Reputation: 21
I'm struggling to delete the strings "D_1__"
, "D_2__"
, "D_3__"
, etc. in a data.frame
while keeping the succeeding text, i.e. input: "D_1__succeeding text"
output: "succeeding text"
.
I tried
df <- gsub("D_.__", "", df)
but nothing was changed
Further the columns of the imported data.frame
are factors
with more than one level. May this be causing the problem and how can I convert the df
?
Thanks a lot for you help!
Upvotes: 1
Views: 9352
Reputation: 21
Thanks for your suggestions. Finally, I managed to convert my df to a character matrix by:
df <- data.frame(lapply(df, as.character), stringsAsFactors=FALSE)
Then I applied:
gsub('D_.__', '', df$V1)
for each column separately. For just 15 columns this was quite feasable :-)
Upvotes: 0
Reputation: 2263
You are facing two issues: gsub
is designed to work with character vectors, not entire data frames, and you are also dealing with factors instead of a character vector.
I'm not sure how you are importing your data, but you probably have the option to use stringsAsFactors = FALSE
to prevent the strings being read as factors in the first place, e.g. for CSV data:
df <- read.csv('mydata.csv', stringsAsFactors = FALSE)

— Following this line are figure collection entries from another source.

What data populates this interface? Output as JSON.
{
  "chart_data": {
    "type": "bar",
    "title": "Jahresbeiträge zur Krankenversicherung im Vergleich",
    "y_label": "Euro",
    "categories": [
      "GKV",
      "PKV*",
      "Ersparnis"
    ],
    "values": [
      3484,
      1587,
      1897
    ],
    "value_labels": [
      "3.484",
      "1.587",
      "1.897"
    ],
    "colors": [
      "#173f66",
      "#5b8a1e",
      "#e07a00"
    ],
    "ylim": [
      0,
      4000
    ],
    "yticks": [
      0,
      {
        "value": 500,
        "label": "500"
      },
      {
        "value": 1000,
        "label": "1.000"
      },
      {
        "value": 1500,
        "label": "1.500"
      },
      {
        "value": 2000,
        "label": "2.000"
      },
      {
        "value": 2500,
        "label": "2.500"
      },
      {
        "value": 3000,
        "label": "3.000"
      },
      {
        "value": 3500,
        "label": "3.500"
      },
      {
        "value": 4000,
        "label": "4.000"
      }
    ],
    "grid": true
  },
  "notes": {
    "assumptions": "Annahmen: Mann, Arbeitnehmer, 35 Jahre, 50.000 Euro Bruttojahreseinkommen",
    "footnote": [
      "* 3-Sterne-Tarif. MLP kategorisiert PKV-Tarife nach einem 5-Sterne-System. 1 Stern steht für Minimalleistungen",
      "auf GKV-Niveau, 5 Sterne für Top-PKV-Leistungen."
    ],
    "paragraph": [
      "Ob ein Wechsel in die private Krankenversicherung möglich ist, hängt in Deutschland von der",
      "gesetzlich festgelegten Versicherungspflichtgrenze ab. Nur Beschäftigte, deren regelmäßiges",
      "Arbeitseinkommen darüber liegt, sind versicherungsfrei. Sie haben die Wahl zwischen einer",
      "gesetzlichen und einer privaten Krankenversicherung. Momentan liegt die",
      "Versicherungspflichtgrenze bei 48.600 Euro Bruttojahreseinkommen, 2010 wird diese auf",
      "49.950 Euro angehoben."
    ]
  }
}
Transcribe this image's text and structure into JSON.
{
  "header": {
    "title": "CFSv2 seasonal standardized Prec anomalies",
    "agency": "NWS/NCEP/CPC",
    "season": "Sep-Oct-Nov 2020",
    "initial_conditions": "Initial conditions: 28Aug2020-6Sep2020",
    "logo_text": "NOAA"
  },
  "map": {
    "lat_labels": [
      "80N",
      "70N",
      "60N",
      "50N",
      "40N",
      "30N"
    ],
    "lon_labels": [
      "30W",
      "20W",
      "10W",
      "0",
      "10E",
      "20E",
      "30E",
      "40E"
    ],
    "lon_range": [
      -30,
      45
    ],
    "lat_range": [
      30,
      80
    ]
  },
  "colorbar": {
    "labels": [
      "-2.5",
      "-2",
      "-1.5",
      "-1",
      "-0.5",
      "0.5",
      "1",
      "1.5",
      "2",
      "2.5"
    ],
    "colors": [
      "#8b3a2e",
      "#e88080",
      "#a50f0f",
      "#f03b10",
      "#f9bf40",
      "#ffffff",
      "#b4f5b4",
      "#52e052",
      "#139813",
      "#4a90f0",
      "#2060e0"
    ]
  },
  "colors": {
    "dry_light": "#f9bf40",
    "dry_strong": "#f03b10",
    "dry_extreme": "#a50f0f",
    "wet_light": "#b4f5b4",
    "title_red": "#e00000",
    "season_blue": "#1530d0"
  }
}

Alternatively, you could convert your factors to strings:
df$myvar <- as.character(df$myvar)
Once you have a character vector, you can use gsub pretty much like you had it, just specify the variable:
df$myvar <- gsub('D_.__', '', df$myvar)
Finally, if you did want to leave your variable as a factor, you could rename the levels instead:
levels(df$myvar) <- gsub('D_.__', '', levels(df$myvar))
Upvotes: 2
Reputation: 10671
strings <- c("D_1__text1" , "D_2__text2" , "D_3__text3")
new_strings <- gsub("D_\\d__", "", strings)
> new_strings
[1] "text1" "text2" "text3"
If it is a problem with your specific data add a dput(your_df)
. I think your problem was how you are trying to store your result. Something like df$colnew <- gsub(..., df$colold)
should work.
Upvotes: 0